Annexe 3 : Le modèle systémique

Le modèle systémique est centré sur l'adaptation d'une tradition vivante à un contexte changeant. L'évangélisation et l'éducation de la foi sont accentuées. L'Église y est vue comme un organisme vivant en interaction avec un milieu. Les communautés locales sont à faire mais en fonction du milieu et d'un projet; un projet commun unifie les communautés locales qui ont une autonomie créatrice pour la réalisation. Le lien à la société est de l'ordre d'une interdépendance, non d'une conquête comme dans le modèle traditionnel ou d'un repli comme dans le modèle sectaire. La foi chrétienne est vécue comme une force de transformation de la culture. Le changement y est important car l'organisme doit s'adapter continuellement au contexte; cela suppose un travail d'interprétation du contexte et de la tradition.

Le leadership valorisé est celui de gens compétents et conscients, capables de comprendre ce qui se passe dans le milieu et l'organisme; le modèle implique une grande diversité de responsables avec des motivations partagées à tous les niveaux. Le rôle des responsables est de maintenir le cap sur la visée, de clarifier les buts et de soutenir les changements; il touche d'abord les perspectives d'ensemble et la coordination. Les conflits sont dépersonnalisés et réglés en fonction des finalités; les débats sont vus comme sains car sources de renouvellement et d'adaptation. Pour les édifices, flexibilité et mobilité sont valorisées: lieux partagés avec d'autres, édifices à usage multiple. L'image biblique de l'Église est celle du corps du Christ.

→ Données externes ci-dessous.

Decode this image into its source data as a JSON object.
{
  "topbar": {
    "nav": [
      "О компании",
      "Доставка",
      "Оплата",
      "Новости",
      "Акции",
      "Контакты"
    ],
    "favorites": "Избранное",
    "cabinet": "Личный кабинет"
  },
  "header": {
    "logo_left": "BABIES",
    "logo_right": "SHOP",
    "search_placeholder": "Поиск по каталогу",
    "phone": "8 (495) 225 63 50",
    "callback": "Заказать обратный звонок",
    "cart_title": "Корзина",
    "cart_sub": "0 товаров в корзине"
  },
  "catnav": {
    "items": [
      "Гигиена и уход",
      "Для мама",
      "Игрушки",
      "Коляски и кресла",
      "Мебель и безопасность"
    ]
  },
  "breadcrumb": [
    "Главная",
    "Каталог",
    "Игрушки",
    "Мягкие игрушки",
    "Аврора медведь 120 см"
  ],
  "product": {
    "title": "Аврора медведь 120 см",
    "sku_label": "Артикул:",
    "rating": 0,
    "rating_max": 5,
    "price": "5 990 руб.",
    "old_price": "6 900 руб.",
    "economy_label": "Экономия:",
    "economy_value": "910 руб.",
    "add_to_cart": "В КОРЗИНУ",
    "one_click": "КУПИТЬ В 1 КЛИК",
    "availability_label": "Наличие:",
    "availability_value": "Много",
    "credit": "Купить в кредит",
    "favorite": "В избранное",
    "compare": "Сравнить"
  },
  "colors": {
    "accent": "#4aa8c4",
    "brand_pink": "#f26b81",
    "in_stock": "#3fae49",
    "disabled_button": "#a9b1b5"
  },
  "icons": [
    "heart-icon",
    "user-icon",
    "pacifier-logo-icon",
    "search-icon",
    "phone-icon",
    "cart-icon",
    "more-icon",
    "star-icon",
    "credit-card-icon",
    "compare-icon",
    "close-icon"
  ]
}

Ce modèle est sous-jacent à plusieurs efforts de renouvellement et de restructuration tant locaux que diocésains présentés dans la recherche-action et la prise de parole. Bien qu'il ne le recoupe pas complètement, il est plus en affinité avec le projet ecclésial d'engagement social car il suppose un groupe plus articulé, capable d'analyser son milieu et d'interpréter la tradition chrétienne en lien avec le contexte actuel. Il implique un leadership plus ferme et clair que le modèle humaniste. Moins personnalisé que le modèle sectaire, plus souple que le modèle bureaucratique et plus varié que le modèle traditionnel.

Il suppose une clarté des options pastorales et une volonté de présence signifiante dans le monde en rapport non seulement aux individus, comme le modèle humaniste, mais aussi à la culture comme telle. Il a ses limites: I'obsession de la prospective, I'importance de l'expertise, le changement permanent. Mais il permet la solidarité et le risque, la sensibilité aux groupes, I'attention au contexte. Pour l'avenir, un modèle de ce genre serait plus apte à favoriser une cohérence dans les options et un passage plus décidé et organisé vers d'autres styles de communautés et d'engagement.

Comité de recherche de l’assemblée des Évêques du Québec sur les communautés chrétiennes locales, Risquer l’avenir, Montréal, Éditions Fides, 1992, pp. 113-114.